The kids go out one after another on average with an interval of 13.5 minutes.
Method of delivery in multiple pregnancy
Expecting twins is not a reason for operative delivery. With good health of them and their mother, easy bearing and no contraindications, the woman in labor can handle it herself. An important condition is the cephalic presentation of both children, the normal location of the placenta.
In case of complications, pathology of pregnancy, contraindications on the part of the mother or babies, surgical intervention is indicated.
Natural childbirth
First, the harbingers of an imminent meeting with babies come.
The stomach drops - mom breathes easier. With repeated births, the stomach drops shortly before an important event - in a couple of days, with a third it may not fall.
Liquid stool is the second harbinger. Substances are more actively released to start the contractile activity of the uterus. They also irritate the intestines.
Increased urge to the toilet "in a small way." The uterus presses on the bladder - urination becomes more frequent.
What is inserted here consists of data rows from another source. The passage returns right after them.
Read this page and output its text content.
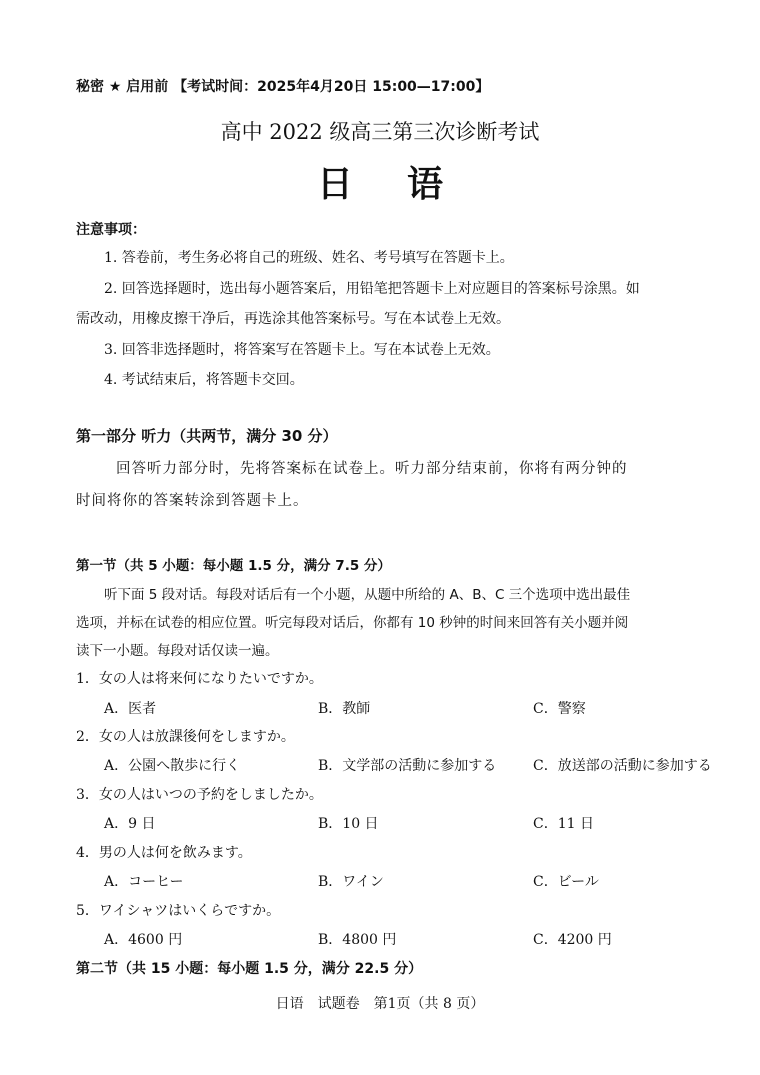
秘密 ★ 启用前 【考试时间：2025年4月20日 15:00—17:00】
高中 2022 级高三第三次诊断考试
日语
注意事项：
1. 答卷前，考生务必将自己的班级、姓名、考号填写在答题卡上。
2. 回答选择题时，选出每小题答案后，用铅笔把答题卡上对应题目的答案标号涂黑。如
需改动，用橡皮擦干净后，再选涂其他答案标号。写在本试卷上无效。
3. 回答非选择题时，将答案写在答题卡上。写在本试卷上无效。
4. 考试结束后，将答题卡交回。
第一部分 听力（共两节，满分 30 分）
回答听力部分时，先将答案标在试卷上。听力部分结束前，你将有两分钟的
时间将你的答案转涂到答题卡上。
第一节（共 5 小题：每小题 1.5 分，满分 7.5 分）
听下面 5 段对话。每段对话后有一个小题，从题中所给的 A、B、C 三个选项中选出最佳
选项，并标在试卷的相应位置。听完每段对话后，你都有 10 秒钟的时间来回答有关小题并阅
读下一小题。每段对话仅读一遍。
1．女の人は将来何になりたいですか。
A．医者	B．教師	C．警察
2．女の人は放課後何をしますか。
A．公園へ散歩に行く	B．文学部の活動に参加する	C．放送部の活動に参加する
3．女の人はいつの予約をしましたか。
A．9 日	B．10 日	C．11 日
4．男の人は何を飲みます。
A．コーヒー	B．ワイン	C．ビール
5．ワイシャツはいくらですか。
A．4600 円	B．4800 円	C．4200 円
第二节（共 15 小题：每小题 1.5 分，满分 22.5 分）
日语　试题卷　第1页（共 8 页）
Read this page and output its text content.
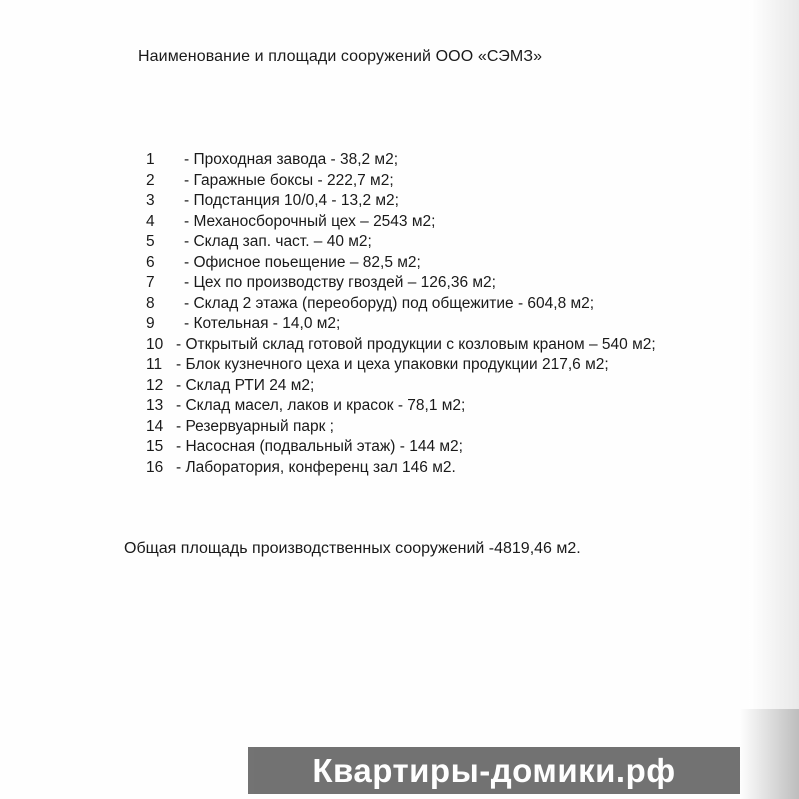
Наименование и площади сооружений ООО «СЭМЗ»
1	- Проходная завода - 38,2 м2;
2	- Гаражные боксы - 222,7 м2;
3	- Подстанция 10/0,4 - 13,2 м2;
4	- Механосборочный цех – 2543 м2;
5	- Склад зап. част. – 40 м2;
6	- Офисное поьещение – 82,5 м2;
7	- Цех по производству гвоздей – 126,36 м2;
8	- Склад 2 этажа (переоборуд) под общежитие - 604,8 м2;
9	- Котельная - 14,0 м2;
10 - Открытый склад готовой продукции с козловым краном – 540 м2;
11 - Блок кузнечного цеха и цеха упаковки продукции 217,6 м2;
12 - Склад РТИ 24 м2;
13 - Склад масел, лаков и красок - 78,1 м2;
14 - Резервуарный парк ;
15 - Насосная (подвальный этаж) - 144 м2;
16 - Лаборатория, конференц зал 146 м2.
Общая площадь производственных сооружений -4819,46 м2.
Квартиры-домики.рф
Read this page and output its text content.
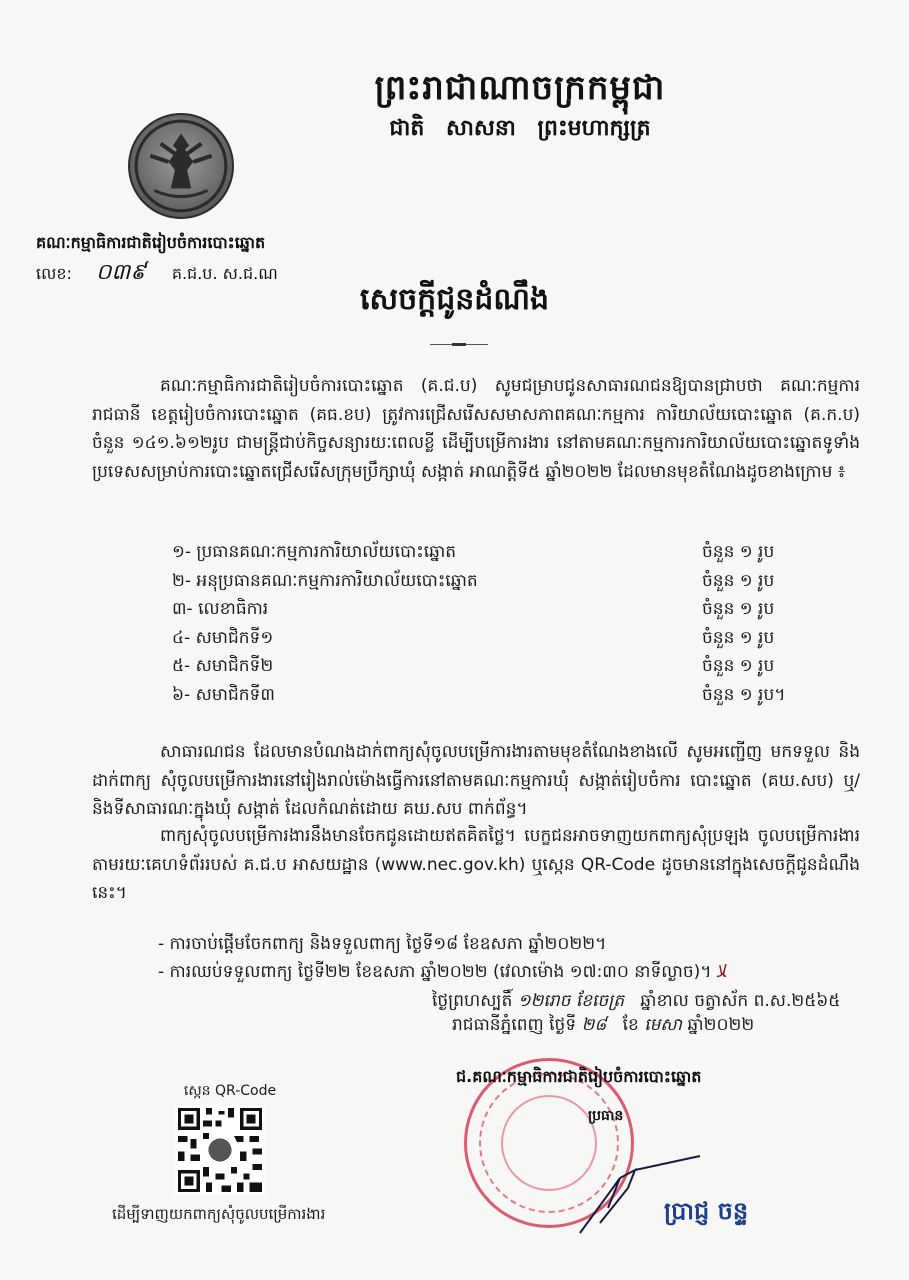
ព្រះរាជាណាចក្រកម្ពុជា
ជាតិ សាសនា ព្រះមហាក្សត្រ
គណៈកម្មាធិការជាតិរៀបចំការបោះឆ្នោត
លេខ: ០៣៩ គ.ជ.ប. ស.ជ.ណ
សេចក្តីជូនដំណឹង
គណៈកម្មាធិការជាតិរៀបចំការបោះឆ្នោត (គ.ជ.ប) សូមជម្រាបជូនសាធារណជនឱ្យបានជ្រាបថា គណៈកម្មការរាជធានី ខេត្តរៀបចំការបោះឆ្នោត (គធ.ខប) ត្រូវការជ្រើសរើសសមាសភាពគណៈកម្មការ ការិយាល័យបោះឆ្នោត (គ.ក.ប) ចំនួន ១៤១.៦១២រូប ជាមន្ត្រីជាប់កិច្ចសន្យារយៈពេលខ្លី ដើម្បីបម្រើការងារ នៅតាមគណៈកម្មការការិយាល័យបោះឆ្នោតទូទាំងប្រទេសសម្រាប់ការបោះឆ្នោតជ្រើសរើសក្រុមប្រឹក្សាឃុំ សង្កាត់ អាណត្តិទី៥ ឆ្នាំ២០២២ ដែលមានមុខតំណែងដូចខាងក្រោម ៖
១- ប្រធានគណៈកម្មការការិយាល័យបោះឆ្នោត	ចំនួន ១ រូប
២- អនុប្រធានគណៈកម្មការការិយាល័យបោះឆ្នោត	ចំនួន ១ រូប
៣- លេខាធិការ	ចំនួន ១ រូប
៤- សមាជិកទី១	ចំនួន ១ រូប
៥- សមាជិកទី២	ចំនួន ១ រូប
៦- សមាជិកទី៣	ចំនួន ១ រូប។
សាធារណជន ដែលមានបំណងដាក់ពាក្យសុំចូលបម្រើការងារតាមមុខតំណែងខាងលើ សូមអញ្ជើញ មកទទួល និងដាក់ពាក្យ សុំចូលបម្រើការងារនៅរៀងរាល់ម៉ោងធ្វើការនៅតាមគណៈកម្មការឃុំ សង្កាត់រៀបចំការ បោះឆ្នោត (គឃ.សប) ឬ/និងទីសាធារណៈក្នុងឃុំ សង្កាត់ ដែលកំណត់ដោយ គឃ.សប ពាក់ព័ន្ធ។
ពាក្យសុំចូលបម្រើការងារនឹងមានចែកជូនដោយឥតគិតថ្លៃ។ បេក្ខជនអាចទាញយកពាក្យសុំប្រឡង ចូលបម្រើការងារតាមរយៈគេហទំព័ររបស់ គ.ជ.ប អាសយដ្ឋាន (www.nec.gov.kh) ឬស្កេន QR-Code ដូចមាននៅក្នុងសេចក្តីជូនដំណឹងនេះ។
- ការចាប់ផ្តើមចែកពាក្យ និងទទួលពាក្យ ថ្ងៃទី១៨ ខែឧសភា ឆ្នាំ២០២២។
- ការឈប់ទទួលពាក្យ ថ្ងៃទី២២ ខែឧសភា ឆ្នាំ២០២២ (វេលាម៉ោង ១៧:៣០ នាទីល្ងាច)។ ﻼ
ថ្ងៃព្រហស្បតិ៍ ១២រោច ខែចេត្រ ឆ្នាំខាល ចត្វាស័ក ព.ស.២៥៦៥
រាជធានីភ្នំពេញ ថ្ងៃទី ២៨ ខែ មេសា ឆ្នាំ២០២២
ជ.គណៈកម្មាធិការជាតិរៀបចំការបោះឆ្នោត
ប្រធាន
ប្រាជ្ញ ចន្ទ
ស្កេន QR-Code
ដើម្បីទាញយកពាក្យសុំចូលបម្រើការងារ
Decreased activity in children. The symptom is not typical for everyone.
Pain. The sacrum, lower back aches - twins can appear from day to day or even in the next few hours.
In first-born mothers, these signs are more pronounced.
Beginning of the birth process
It starts with contractions - this is how the uterus opens. They are accompanied by severe pain, regular and growing.
The birth process proceeds according to the standard scheme. Some stages are specific.